Deductions from asset shares - cost of providing cover

Discussion in 'SA2' started by Benjamin, Sep 11, 2017.

  1. Benjamin

    Benjamin Member

    Hi,

    Ref: CMP, Ch20, p.10 (Question 10.6)

    A couple of questions about the solution to this question:
    - First paragraph: Isn't the cost of cover the excess of guaranteed claim amounts over asset shares, not just total claims payments?

    - Could you elaborate on the second paragraph please? This seems a cumbersome way to do this but more importantly, when it says "calculate the cost of cover using these smooth rates", could you describe this process please?
     
  2. Mark Willder

    Mark Willder ActEd Tutor Staff Member

    1. No, the cost of cover when looking at the asset share for the cohort is the total claims paid (but using the excess of claims over asset shares can be used for per policy asset shares). An example may help. Imagine a cohort of business with 10 policyholders and an asset share for the cohort of 100. The asset share per policy is then 10. If one policyholder dies and is paid 19, then we now have a cohort asset share of 81. Dividing this between the survivors gives a per policy asset share of 9. Alternatively, we could deduct the excess of the claim over the asset share (19 - 10) and share it between the survivors, ie 10 - (19-10)/9 = 9.
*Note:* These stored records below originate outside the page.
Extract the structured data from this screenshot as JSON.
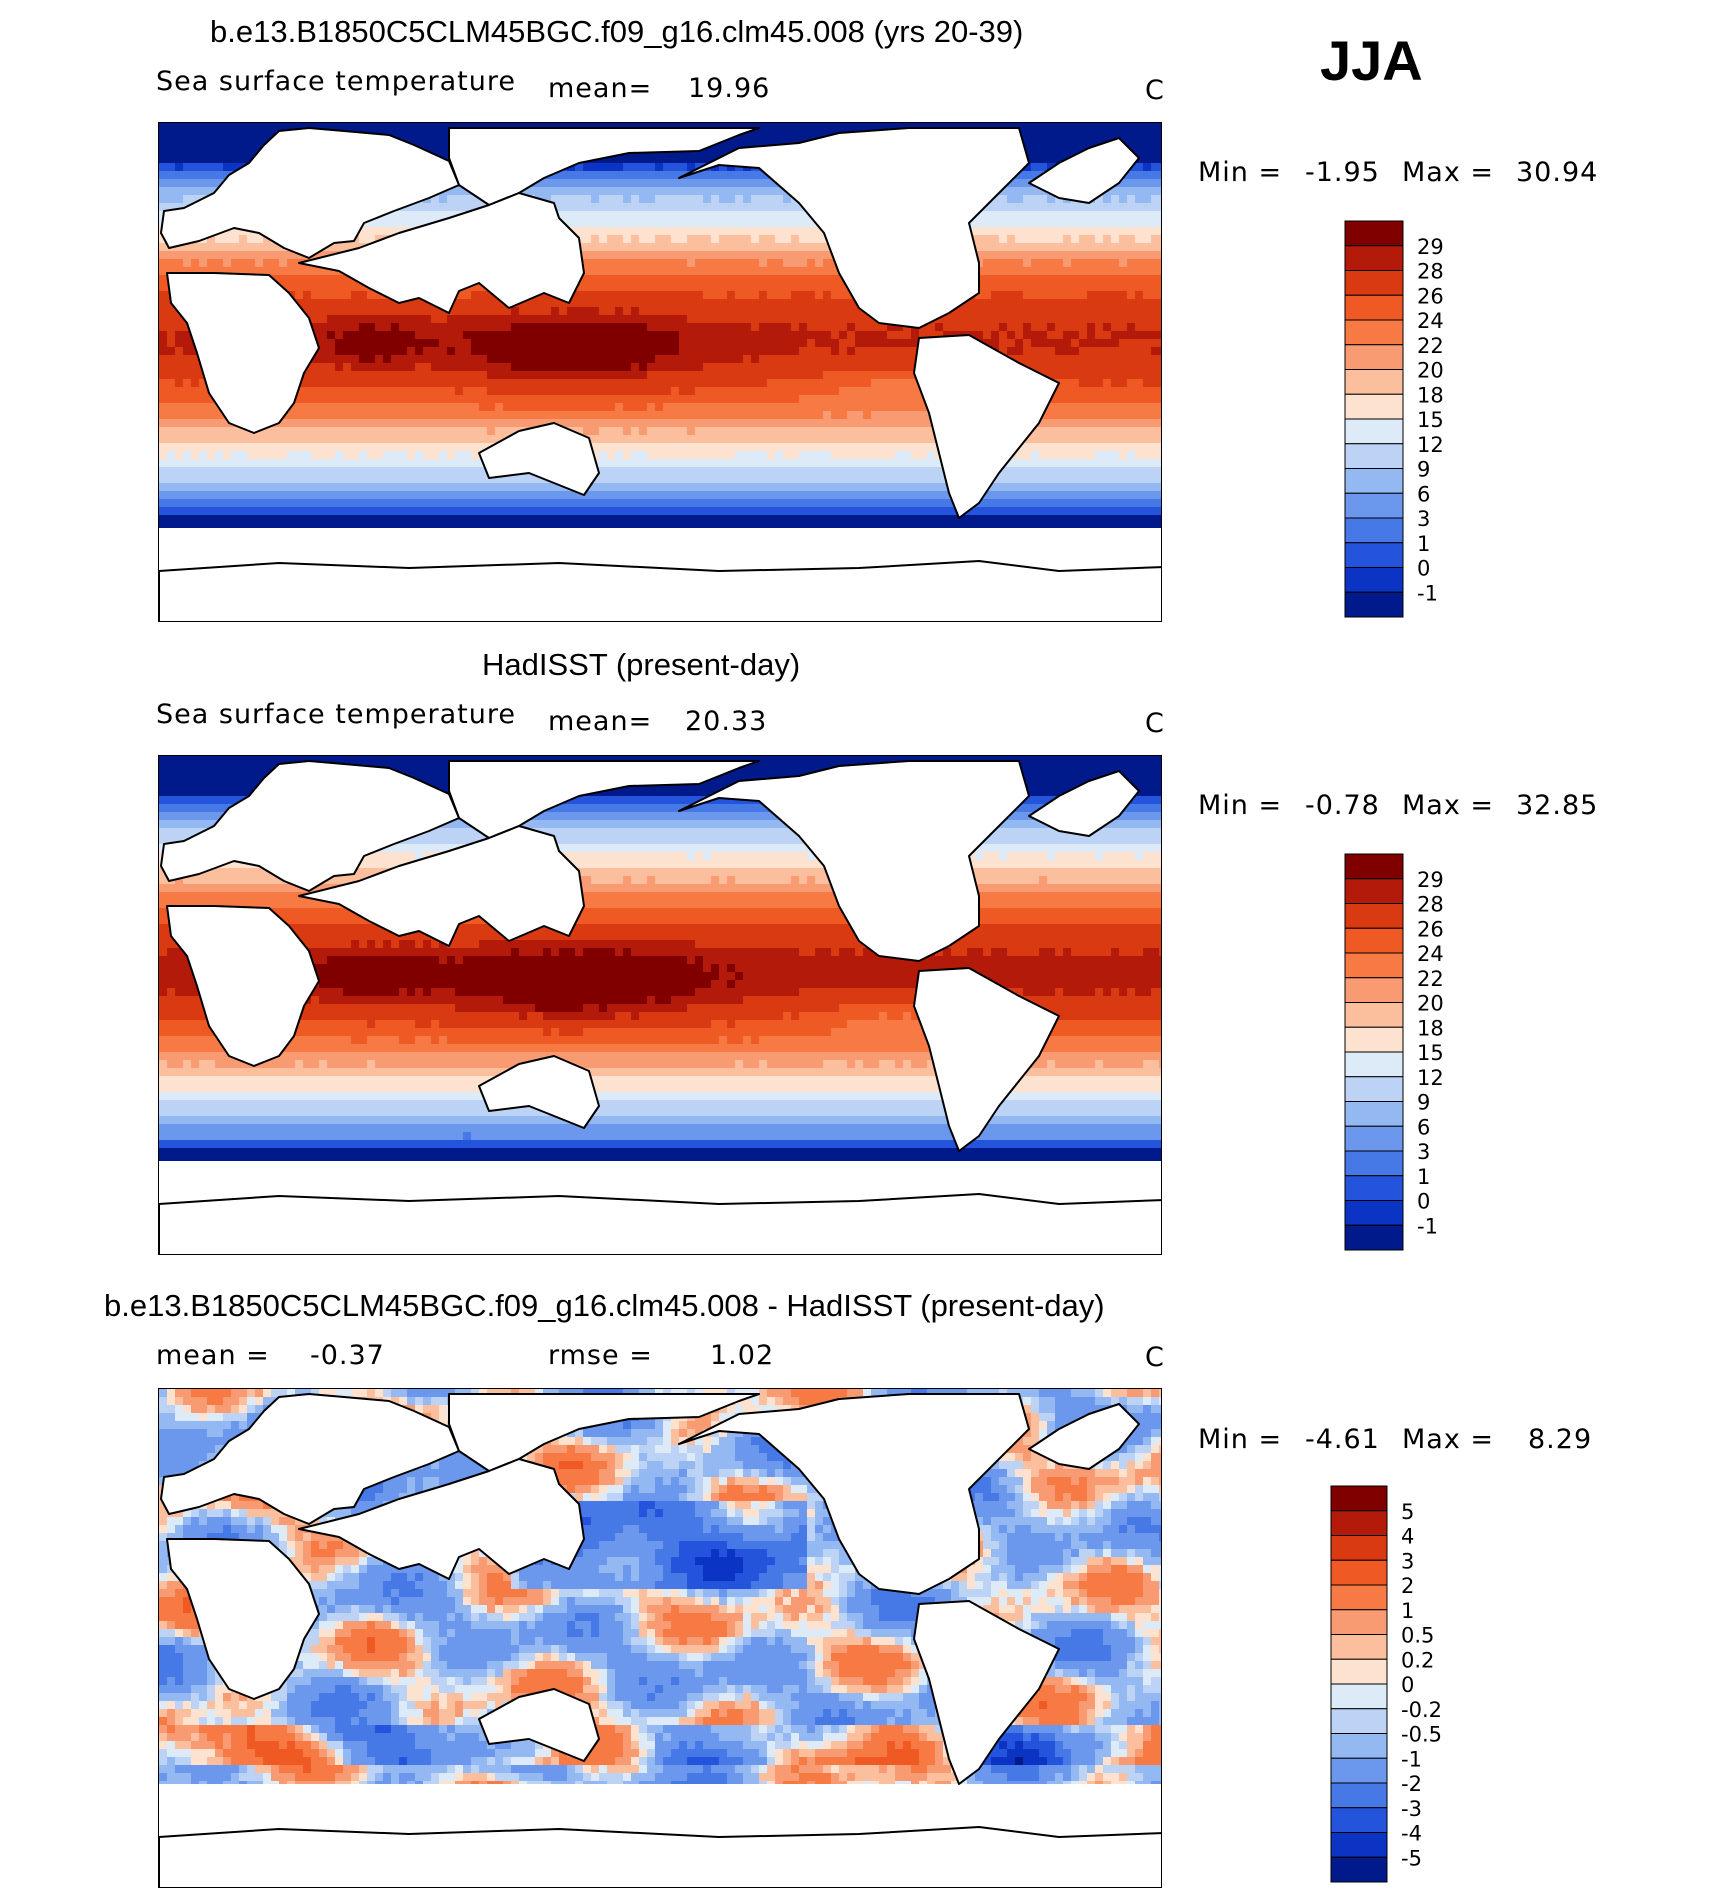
{
  "season": "JJA",
  "panels": [
    {
      "id": "model",
      "title": "b.e13.B1850C5CLM45BGC.f09_g16.clm45.008 (yrs 20-39)",
      "variable": "Sea surface temperature",
      "stat1_label": "mean=",
      "stat1_value": "19.96",
      "units": "C",
      "min_label": "Min =",
      "min_value": "-1.95",
      "max_label": "Max =",
      "max_value": "30.94"
    },
    {
      "id": "obs",
      "title": "HadISST (present-day)",
      "variable": "Sea surface temperature",
      "stat1_label": "mean=",
      "stat1_value": "20.33",
      "units": "C",
      "min_label": "Min =",
      "min_value": "-0.78",
      "max_label": "Max =",
      "max_value": "32.85"
    },
    {
      "id": "diff",
      "title": "b.e13.B1850C5CLM45BGC.f09_g16.clm45.008 - HadISST (present-day)",
      "stat1_label": "mean =",
      "stat1_value": "-0.37",
      "stat2_label": "rmse =",
      "stat2_value": "1.02",
      "units": "C",
      "min_label": "Min =",
      "min_value": "-4.61",
      "max_label": "Max =",
      "max_value": "8.29"
    }
  ],
  "chart_data": [
    {
      "type": "heatmap",
      "title": "b.e13.B1850C5CLM45BGC.f09_g16.clm45.008 (yrs 20-39)",
      "variable": "Sea surface temperature",
      "units": "C",
      "mean": 19.96,
      "min": -1.95,
      "max": 30.94,
      "colorbar_levels": [
        "29",
        "28",
        "26",
        "24",
        "22",
        "20",
        "18",
        "15",
        "12",
        "9",
        "6",
        "3",
        "1",
        "0",
        "-1"
      ],
      "colors": [
        "#800000",
        "#b31a0a",
        "#d93a12",
        "#ef5a24",
        "#f77a45",
        "#f89b72",
        "#fbbf9e",
        "#fde3cf",
        "#ddeaf7",
        "#bcd3f5",
        "#93b8f2",
        "#6b97ec",
        "#4678e6",
        "#2454dc",
        "#0b33c4",
        "#001a8c"
      ]
    },
    {
      "type": "heatmap",
      "title": "HadISST (present-day)",
      "variable": "Sea surface temperature",
      "units": "C",
      "mean": 20.33,
      "min": -0.78,
      "max": 32.85,
      "colorbar_levels": [
        "29",
        "28",
        "26",
        "24",
        "22",
        "20",
        "18",
        "15",
        "12",
        "9",
        "6",
        "3",
        "1",
        "0",
        "-1"
      ],
      "colors": [
        "#800000",
        "#b31a0a",
        "#d93a12",
        "#ef5a24",
        "#f77a45",
        "#f89b72",
        "#fbbf9e",
        "#fde3cf",
        "#ddeaf7",
        "#bcd3f5",
        "#93b8f2",
        "#6b97ec",
        "#4678e6",
        "#2454dc",
        "#0b33c4",
        "#001a8c"
      ]
    },
    {
      "type": "heatmap",
      "title": "b.e13.B1850C5CLM45BGC.f09_g16.clm45.008 - HadISST (present-day)",
      "units": "C",
      "mean": -0.37,
      "rmse": 1.02,
      "min": -4.61,
      "max": 8.29,
      "colorbar_levels": [
        "5",
        "4",
        "3",
        "2",
        "1",
        "0.5",
        "0.2",
        "0",
        "-0.2",
        "-0.5",
        "-1",
        "-2",
        "-3",
        "-4",
        "-5"
      ],
      "colors": [
        "#800000",
        "#b31a0a",
        "#d93a12",
        "#ef5a24",
        "#f77a45",
        "#f89b72",
        "#fbbf9e",
        "#fde3cf",
        "#ddeaf7",
        "#bcd3f5",
        "#93b8f2",
        "#6b97ec",
        "#4678e6",
        "#2454dc",
        "#0b33c4",
        "#001a8c"
      ]
    }
  ]
}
    2. Yes, it is cumbersome, but we'd get very erratic answers if we didn't smooth the mortality cost. Take an extreme example where there are two 85 years olds and two 86 year olds. One of the 85 year olds dies. We then have a mortality rate of 50% at 85 and zero at 86. It may be that on average, this represents a mortality rate of 20% more than we expected using the latest tables. So one approach could be to base our asset share calculations on 120% of the rates in the tables (as the tables have already been smoothed).